Courlande, isthme et schisme

Souvenirs de passages de frontières, fictionnelles, réelles ou fantasmées. Il est toujours temps de rêver quand voyager devient compliqué.
(Illustration Christelle Causse)
publié le 4 août 2020 à 17h36

L’isthme de Courlande, sorte de bassin d’Arcachon lituanien, mérite à lui seul le voyage dans ce pays. Inscrite au patrimoine mondial de l’humanité, la flèche de sable de 98 kilomètres de long, et parfois étroite de moins de 400 mètres, sépare la mer Baltique de la lagune de Courlande. Créée selon la légende après un affrontement entre dieux colériques, la bande fut longtemps peuplée par des descendants de chevaliers teutoniques qui parlaient le couronien, un genre de vieux prussien.

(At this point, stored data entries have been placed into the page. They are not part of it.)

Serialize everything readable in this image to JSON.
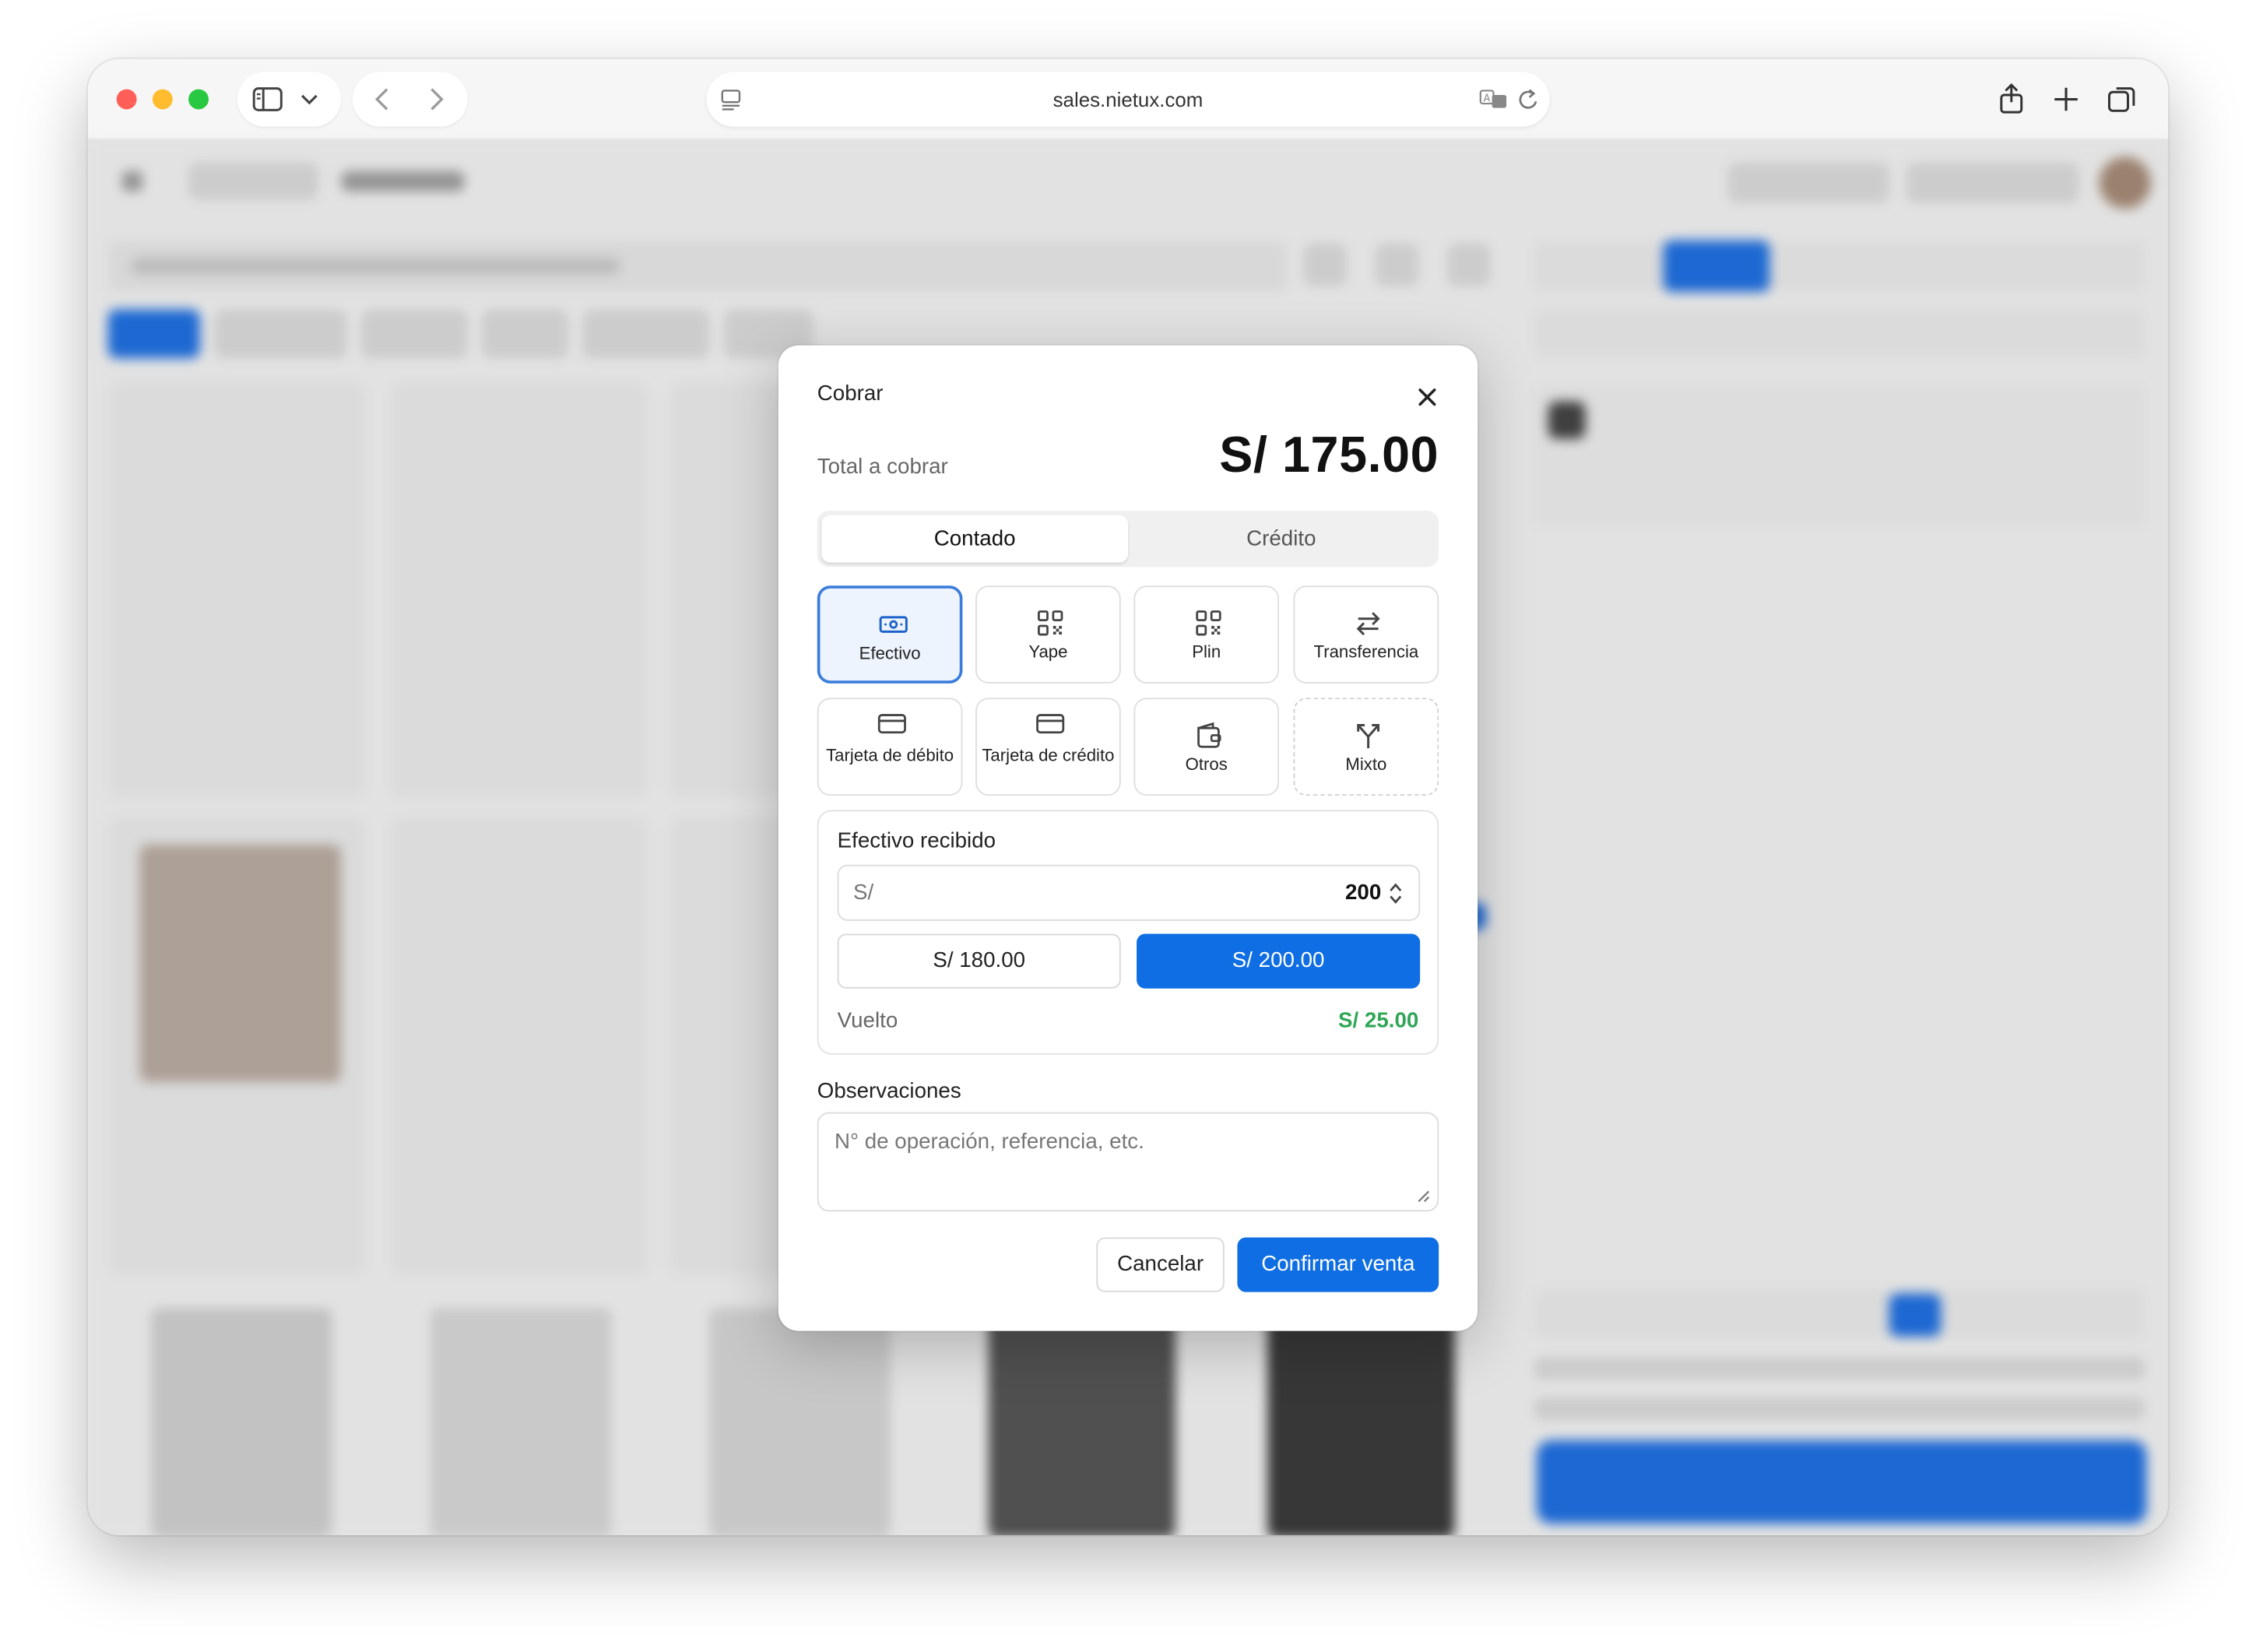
{
  "browser": {
    "url": "sales.nietux.com"
  },
  "modal": {
    "title": "Cobrar",
    "total_label": "Total a cobrar",
    "total_value": "S/ 175.00",
    "payment_terms": [
      {
        "label": "Contado",
        "selected": true
      },
      {
        "label": "Crédito",
        "selected": false
      }
    ],
    "methods": [
      {
        "label": "Efectivo",
        "icon": "cash-icon",
        "selected": true
      },
      {
        "label": "Yape",
        "icon": "qr-code-icon",
        "selected": false
      },
      {
        "label": "Plin",
        "icon": "qr-code-icon",
        "selected": false
      },
      {
        "label": "Transferencia",
        "icon": "transfer-arrows-icon",
        "selected": false
      },
      {
        "label": "Tarjeta de débito",
        "icon": "credit-card-icon",
        "selected": false
      },
      {
        "label": "Tarjeta de crédito",
        "icon": "credit-card-icon",
        "selected": false
      },
      {
        "label": "Otros",
        "icon": "wallet-icon",
        "selected": false
      },
      {
        "label": "Mixto",
        "icon": "split-arrows-icon",
        "selected": false
      }
    ],
    "cash": {
      "title": "Efectivo recibido",
      "currency_prefix": "S/",
      "received_value": "200",
      "quick_amounts": [
        "S/ 180.00",
        "S/ 200.00"
      ],
      "selected_quick_amount": "S/ 200.00",
      "change_label": "Vuelto",
      "change_value": "S/ 25.00"
    },
    "notes": {
      "label": "Observaciones",
      "placeholder": "N° de operación, referencia, etc.",
      "value": ""
    },
    "actions": {
      "cancel_label": "Cancelar",
      "confirm_label": "Confirmar venta"
    }
  },
  "colors": {
    "primary": "#0f6ee3",
    "selected_border": "#3b7ddb",
    "change_green": "#2fa656"
  }
}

Aujourd’hui, elle est un havre de paix : d’un côté, les longues plages qui donnent sur la mer calme et bien plus chaude en été qu’on ne l’imagine, nous, touristes français. De l’autre, des jolies maisons colorées en bois en bord de lac, donnant l’impression d’être au Canada ou en Norvège. Au centre, pour se déplacer, de longues pistes cyclables dans la pinède, n’ayant rien à envier à celles de l’île de Ré. Le petit paradis est presque parfait. Sauf que lorsqu’on marche un peu trop loin dans les immenses dunes, une étrange litanie de bâtiments inattendus finit par surgir. Ce sont des tours de guet. L’isthme est en réalité coupé en deux et sépare la Lituanie de l’enclave russe de Kaliningrad, accessible seulement avec un visa. Hermétique, la frontière fait ressurgir une ambiance de guerre froide, comme si en haut de la dune du Pilat, les blockhaus étaient encore peuplés par des soldats allemands, prêts à tirer sur le quidam égaré. Ce jour-là à Courlande, en short et casquette, nous rêvions de passer en fraude de l’autre côté, pour nous lancer dans la contrebande internationale. Mais pas très courageux, nous finîmes par rentrer manger une glace.